Demikian Pak sharing dari saya, makasih atas atensinya.
May 3rd, 2006 at 8:43 am
saya coba komentari satu2 ya pak
1. Buku difotokopi … kalau saya lihat di tempat saya (Jerman) lazim juga buku difotokopi, meskipun
nggak kayak di indonesia yang difotokopi utuh satu buku, malah sampe dijilid hardcover segala.
Biasanya motokopinya per bab atau bagian yang penting2 saja (kan tidak semua isi satu buku
diajarkan semua)
2. Menerjemahkan buku … hmm, kalau di sini dosennya bikin buku sendiri. Jadi alih2 mahasiswa disu-
ruh beli buku, mereka naruh draft bukunya di website supaya bisa diakses oleh mahasiswa. Terserah
mahasiswa mau baca versi softnya atau mau diprint. Ada juga dosen yang ngasih slide materinya
secara online. Jadi dia cuman ngasih point2 penting di slidenya itu, mahasiswa tetep harus ngikutin
kuliah untuk mengetahui penjelasan lebih lanjut tentang point2 tersebut. Jadi kalau Pak Budi gak
suka menerjemahkan buku, bisa saja bikin point2 tetep dalam bahasa Inggris. Beberapa buku
malah ngasih slidenya sekalian secara online yang bisa dipake buat ngajar.
3. Buku murah … kalau di sini gak ada. Semua bukunya versi aslinya, bukan versi murahnya.
Saya juga gak tahu untuk urusan gitu musti lobby siapa. Musti ada goodwill dari pemerintah.
Lha wong sekarang aja harga kertas semakin naik kok. Kalau pemerintah mau menurunkan
harga kertas buat pendidikan, rasanya harga2 buku nggak perlu semahal sekarang.
4. Buku yang ada di perpus … kalau di sini sih gak ada masalah.
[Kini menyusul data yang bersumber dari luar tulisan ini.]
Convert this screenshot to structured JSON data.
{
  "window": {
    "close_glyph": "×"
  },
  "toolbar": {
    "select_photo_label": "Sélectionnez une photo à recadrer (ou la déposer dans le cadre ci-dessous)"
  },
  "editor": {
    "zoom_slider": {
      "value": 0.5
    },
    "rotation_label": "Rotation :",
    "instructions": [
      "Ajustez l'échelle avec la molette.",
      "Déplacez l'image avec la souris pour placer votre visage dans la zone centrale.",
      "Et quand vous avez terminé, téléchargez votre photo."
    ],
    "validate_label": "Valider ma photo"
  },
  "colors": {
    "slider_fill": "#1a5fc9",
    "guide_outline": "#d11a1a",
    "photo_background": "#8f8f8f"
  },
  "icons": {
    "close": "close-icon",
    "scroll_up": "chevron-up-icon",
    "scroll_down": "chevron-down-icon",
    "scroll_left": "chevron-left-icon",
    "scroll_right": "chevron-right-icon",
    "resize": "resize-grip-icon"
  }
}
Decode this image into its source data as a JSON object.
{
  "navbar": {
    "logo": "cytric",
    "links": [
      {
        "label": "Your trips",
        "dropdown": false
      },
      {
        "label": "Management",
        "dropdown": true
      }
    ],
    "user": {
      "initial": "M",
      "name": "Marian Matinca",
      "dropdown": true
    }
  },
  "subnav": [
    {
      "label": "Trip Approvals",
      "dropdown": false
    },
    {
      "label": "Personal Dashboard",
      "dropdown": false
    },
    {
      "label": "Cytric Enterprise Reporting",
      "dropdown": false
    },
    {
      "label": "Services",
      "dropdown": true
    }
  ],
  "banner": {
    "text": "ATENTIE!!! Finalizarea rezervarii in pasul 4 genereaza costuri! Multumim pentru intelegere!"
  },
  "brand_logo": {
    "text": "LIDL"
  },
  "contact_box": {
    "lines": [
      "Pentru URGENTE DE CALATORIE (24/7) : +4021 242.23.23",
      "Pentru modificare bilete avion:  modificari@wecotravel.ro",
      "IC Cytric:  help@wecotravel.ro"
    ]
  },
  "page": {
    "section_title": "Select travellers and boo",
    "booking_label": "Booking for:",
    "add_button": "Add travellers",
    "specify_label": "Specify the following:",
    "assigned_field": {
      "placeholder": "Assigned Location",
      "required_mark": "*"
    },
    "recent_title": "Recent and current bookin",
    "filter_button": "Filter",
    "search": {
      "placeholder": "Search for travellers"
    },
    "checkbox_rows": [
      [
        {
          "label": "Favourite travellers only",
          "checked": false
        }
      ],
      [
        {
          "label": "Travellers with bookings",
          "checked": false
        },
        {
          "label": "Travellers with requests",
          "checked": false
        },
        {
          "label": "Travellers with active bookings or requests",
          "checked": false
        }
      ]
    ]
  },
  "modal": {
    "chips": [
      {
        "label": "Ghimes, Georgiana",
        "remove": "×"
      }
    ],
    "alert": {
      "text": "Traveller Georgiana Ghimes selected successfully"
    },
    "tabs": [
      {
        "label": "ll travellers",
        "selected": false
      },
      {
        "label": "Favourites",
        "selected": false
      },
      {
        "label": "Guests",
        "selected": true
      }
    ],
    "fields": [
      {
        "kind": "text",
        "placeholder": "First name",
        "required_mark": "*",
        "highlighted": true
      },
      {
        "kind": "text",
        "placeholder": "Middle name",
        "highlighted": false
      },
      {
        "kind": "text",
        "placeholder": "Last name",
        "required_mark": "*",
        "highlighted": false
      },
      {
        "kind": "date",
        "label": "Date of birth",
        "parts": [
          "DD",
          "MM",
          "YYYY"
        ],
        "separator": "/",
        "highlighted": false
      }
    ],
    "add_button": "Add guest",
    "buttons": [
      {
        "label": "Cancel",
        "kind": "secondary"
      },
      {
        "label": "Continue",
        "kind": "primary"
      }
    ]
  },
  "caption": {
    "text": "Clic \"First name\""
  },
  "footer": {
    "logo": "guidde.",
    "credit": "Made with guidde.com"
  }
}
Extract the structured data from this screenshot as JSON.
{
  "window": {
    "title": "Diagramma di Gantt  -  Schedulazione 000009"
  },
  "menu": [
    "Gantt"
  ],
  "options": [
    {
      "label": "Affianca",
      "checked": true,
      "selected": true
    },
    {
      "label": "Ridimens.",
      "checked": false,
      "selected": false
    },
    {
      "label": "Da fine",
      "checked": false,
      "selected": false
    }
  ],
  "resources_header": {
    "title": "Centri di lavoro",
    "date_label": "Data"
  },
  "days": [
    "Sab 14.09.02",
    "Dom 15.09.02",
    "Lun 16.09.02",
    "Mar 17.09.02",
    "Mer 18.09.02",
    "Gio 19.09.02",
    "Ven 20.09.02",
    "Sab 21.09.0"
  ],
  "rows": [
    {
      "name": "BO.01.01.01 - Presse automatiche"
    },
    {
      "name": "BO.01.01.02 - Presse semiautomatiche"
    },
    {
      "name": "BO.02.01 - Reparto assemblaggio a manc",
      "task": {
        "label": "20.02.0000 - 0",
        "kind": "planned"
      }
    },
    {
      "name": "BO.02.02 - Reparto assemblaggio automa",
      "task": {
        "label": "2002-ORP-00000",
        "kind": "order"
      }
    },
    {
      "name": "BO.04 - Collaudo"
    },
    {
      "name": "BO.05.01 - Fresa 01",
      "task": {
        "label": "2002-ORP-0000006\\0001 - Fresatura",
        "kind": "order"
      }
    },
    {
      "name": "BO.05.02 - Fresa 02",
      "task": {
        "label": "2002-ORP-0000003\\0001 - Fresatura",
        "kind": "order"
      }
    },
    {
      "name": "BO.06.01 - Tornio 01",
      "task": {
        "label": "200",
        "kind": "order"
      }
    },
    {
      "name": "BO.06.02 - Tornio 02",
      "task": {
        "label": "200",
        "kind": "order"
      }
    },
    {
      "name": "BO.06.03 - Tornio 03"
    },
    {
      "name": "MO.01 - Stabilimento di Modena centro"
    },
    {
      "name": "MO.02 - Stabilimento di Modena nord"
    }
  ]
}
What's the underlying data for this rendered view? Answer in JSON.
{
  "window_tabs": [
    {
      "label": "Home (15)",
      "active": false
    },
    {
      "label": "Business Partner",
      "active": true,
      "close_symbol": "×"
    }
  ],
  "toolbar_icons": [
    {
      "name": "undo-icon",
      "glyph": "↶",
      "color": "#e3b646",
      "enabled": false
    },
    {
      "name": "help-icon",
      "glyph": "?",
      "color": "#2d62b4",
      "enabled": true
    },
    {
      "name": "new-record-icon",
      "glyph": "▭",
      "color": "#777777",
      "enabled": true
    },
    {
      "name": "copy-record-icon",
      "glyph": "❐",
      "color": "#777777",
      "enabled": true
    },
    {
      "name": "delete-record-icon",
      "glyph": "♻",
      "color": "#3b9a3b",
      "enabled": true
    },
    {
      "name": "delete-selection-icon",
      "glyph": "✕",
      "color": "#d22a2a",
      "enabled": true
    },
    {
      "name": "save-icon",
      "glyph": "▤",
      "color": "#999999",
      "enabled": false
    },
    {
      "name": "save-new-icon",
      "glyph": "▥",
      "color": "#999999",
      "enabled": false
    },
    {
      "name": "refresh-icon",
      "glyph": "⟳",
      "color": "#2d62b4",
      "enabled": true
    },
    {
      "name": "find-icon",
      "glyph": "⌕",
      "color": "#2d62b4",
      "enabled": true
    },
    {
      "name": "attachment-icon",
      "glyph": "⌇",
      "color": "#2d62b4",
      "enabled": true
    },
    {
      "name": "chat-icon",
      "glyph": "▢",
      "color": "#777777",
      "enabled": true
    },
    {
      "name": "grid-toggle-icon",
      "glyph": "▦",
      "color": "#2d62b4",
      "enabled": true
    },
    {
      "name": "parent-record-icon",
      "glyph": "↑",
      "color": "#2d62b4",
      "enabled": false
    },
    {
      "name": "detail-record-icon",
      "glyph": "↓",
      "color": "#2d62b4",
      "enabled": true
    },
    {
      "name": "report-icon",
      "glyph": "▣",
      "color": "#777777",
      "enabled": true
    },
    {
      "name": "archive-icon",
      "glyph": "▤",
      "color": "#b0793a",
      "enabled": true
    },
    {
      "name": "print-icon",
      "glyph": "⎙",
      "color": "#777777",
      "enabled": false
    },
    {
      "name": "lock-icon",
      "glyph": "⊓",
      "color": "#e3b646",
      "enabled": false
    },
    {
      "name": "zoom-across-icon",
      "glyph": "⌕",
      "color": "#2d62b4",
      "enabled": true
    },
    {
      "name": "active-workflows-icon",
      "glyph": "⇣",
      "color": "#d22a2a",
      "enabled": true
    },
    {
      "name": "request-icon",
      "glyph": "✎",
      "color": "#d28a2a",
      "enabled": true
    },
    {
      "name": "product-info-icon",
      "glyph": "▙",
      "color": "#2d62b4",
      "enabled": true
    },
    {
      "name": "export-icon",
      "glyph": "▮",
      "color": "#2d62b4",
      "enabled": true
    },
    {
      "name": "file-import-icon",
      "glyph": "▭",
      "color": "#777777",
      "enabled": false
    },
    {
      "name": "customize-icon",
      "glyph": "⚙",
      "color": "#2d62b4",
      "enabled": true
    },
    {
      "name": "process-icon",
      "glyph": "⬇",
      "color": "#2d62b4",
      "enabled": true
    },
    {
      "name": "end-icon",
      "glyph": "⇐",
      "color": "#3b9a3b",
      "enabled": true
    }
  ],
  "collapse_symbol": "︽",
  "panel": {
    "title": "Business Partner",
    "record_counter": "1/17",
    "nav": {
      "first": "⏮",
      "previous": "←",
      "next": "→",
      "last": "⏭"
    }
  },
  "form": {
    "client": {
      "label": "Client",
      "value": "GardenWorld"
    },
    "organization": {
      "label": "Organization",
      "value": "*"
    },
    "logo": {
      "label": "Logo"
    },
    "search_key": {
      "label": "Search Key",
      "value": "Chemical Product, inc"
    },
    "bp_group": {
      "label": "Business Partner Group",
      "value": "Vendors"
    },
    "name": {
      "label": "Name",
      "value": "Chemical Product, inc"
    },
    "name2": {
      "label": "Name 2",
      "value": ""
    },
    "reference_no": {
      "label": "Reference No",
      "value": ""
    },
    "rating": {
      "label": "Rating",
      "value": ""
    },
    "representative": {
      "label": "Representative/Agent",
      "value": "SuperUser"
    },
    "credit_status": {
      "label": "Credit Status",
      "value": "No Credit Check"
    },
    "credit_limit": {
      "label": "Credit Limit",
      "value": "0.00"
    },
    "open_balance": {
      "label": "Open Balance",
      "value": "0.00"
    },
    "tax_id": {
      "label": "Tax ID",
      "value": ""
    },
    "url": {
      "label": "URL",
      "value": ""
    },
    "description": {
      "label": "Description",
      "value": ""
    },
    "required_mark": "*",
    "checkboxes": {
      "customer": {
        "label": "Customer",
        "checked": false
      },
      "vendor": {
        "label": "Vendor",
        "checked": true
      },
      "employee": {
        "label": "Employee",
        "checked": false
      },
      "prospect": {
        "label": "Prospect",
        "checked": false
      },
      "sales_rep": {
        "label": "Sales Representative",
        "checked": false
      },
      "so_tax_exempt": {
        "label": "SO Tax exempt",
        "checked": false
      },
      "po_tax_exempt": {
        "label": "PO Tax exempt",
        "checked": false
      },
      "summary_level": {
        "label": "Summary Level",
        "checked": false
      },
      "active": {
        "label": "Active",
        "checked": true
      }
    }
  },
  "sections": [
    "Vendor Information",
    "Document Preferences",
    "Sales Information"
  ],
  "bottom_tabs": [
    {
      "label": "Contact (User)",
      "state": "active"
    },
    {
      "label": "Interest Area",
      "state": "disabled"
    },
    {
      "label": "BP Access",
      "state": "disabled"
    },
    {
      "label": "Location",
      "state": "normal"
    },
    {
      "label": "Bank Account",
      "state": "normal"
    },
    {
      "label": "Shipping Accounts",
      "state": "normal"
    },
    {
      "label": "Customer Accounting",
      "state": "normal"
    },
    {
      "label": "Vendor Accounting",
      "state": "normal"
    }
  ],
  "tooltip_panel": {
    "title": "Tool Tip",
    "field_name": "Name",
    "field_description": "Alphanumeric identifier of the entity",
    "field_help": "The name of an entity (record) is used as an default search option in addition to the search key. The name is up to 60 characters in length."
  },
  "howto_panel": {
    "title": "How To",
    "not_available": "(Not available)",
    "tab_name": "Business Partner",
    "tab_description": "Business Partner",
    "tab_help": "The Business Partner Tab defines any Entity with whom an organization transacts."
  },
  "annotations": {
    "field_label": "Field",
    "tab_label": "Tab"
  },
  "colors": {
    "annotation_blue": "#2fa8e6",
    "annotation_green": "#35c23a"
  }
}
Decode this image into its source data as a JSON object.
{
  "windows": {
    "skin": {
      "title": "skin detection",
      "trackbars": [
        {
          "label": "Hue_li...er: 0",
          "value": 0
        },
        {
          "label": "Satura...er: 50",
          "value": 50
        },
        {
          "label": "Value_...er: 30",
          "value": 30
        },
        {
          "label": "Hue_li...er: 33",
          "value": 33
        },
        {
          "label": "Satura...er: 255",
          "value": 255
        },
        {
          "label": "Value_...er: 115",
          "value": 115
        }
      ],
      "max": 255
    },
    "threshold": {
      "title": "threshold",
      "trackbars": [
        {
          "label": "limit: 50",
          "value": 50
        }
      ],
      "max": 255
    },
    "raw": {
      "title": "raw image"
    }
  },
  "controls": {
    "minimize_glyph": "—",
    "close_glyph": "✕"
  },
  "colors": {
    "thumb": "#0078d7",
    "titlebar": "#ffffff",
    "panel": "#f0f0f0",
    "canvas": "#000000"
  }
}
Bukunya cukup dan selalu
available. Yah kadang emang harus menunggu atau “berebut” kalau kebetulan yang butuh
pas banyak. Kalau mau menyediakan buku di perpus dalam jumlah banyak, perpusnya juga
perlu modal deh.
Demikian komen dari saya. Semoga bermanfaat dan maaf kalau ada kekhilafan. salam
May 3rd, 2006 at 9:43 am
Pak Budi yth.,
yang terpikir saat ini adalah bagaimana kalau bukunya ditempatkan dalam e-libnya pak Budi. (Tapi tentunya seizin penerbit). Hanya saja pak Budi jadi harus beli dua buku, satu hard cover, satunya versi e-book.
Qam.
May 3rd, 2006 at 11:04 am
Untuk sementara saya pribadi ambil alternatif pertama pak. Meski dibilang apapun oleh orang-orang, melanggar haki lah, dosa lah. Selama belum ada cara yang lebih efisien untuk ukuran kantong saya (mahasiswa) yang notabene masih nebeng ama ortu. Kalau disuruh beli yang asli selain susah nyarinya di Indonesia, harganya mahal, trus kalau harus pesan lewat internet lebih susah lagi prosedurnya (harus punya credit card lah, pakai dolar lah, fiuhh !!!).
+1 for toko Du*** Ba** di bandung :p. Tapi sayang ga’ lengkap untuk buku Informatika.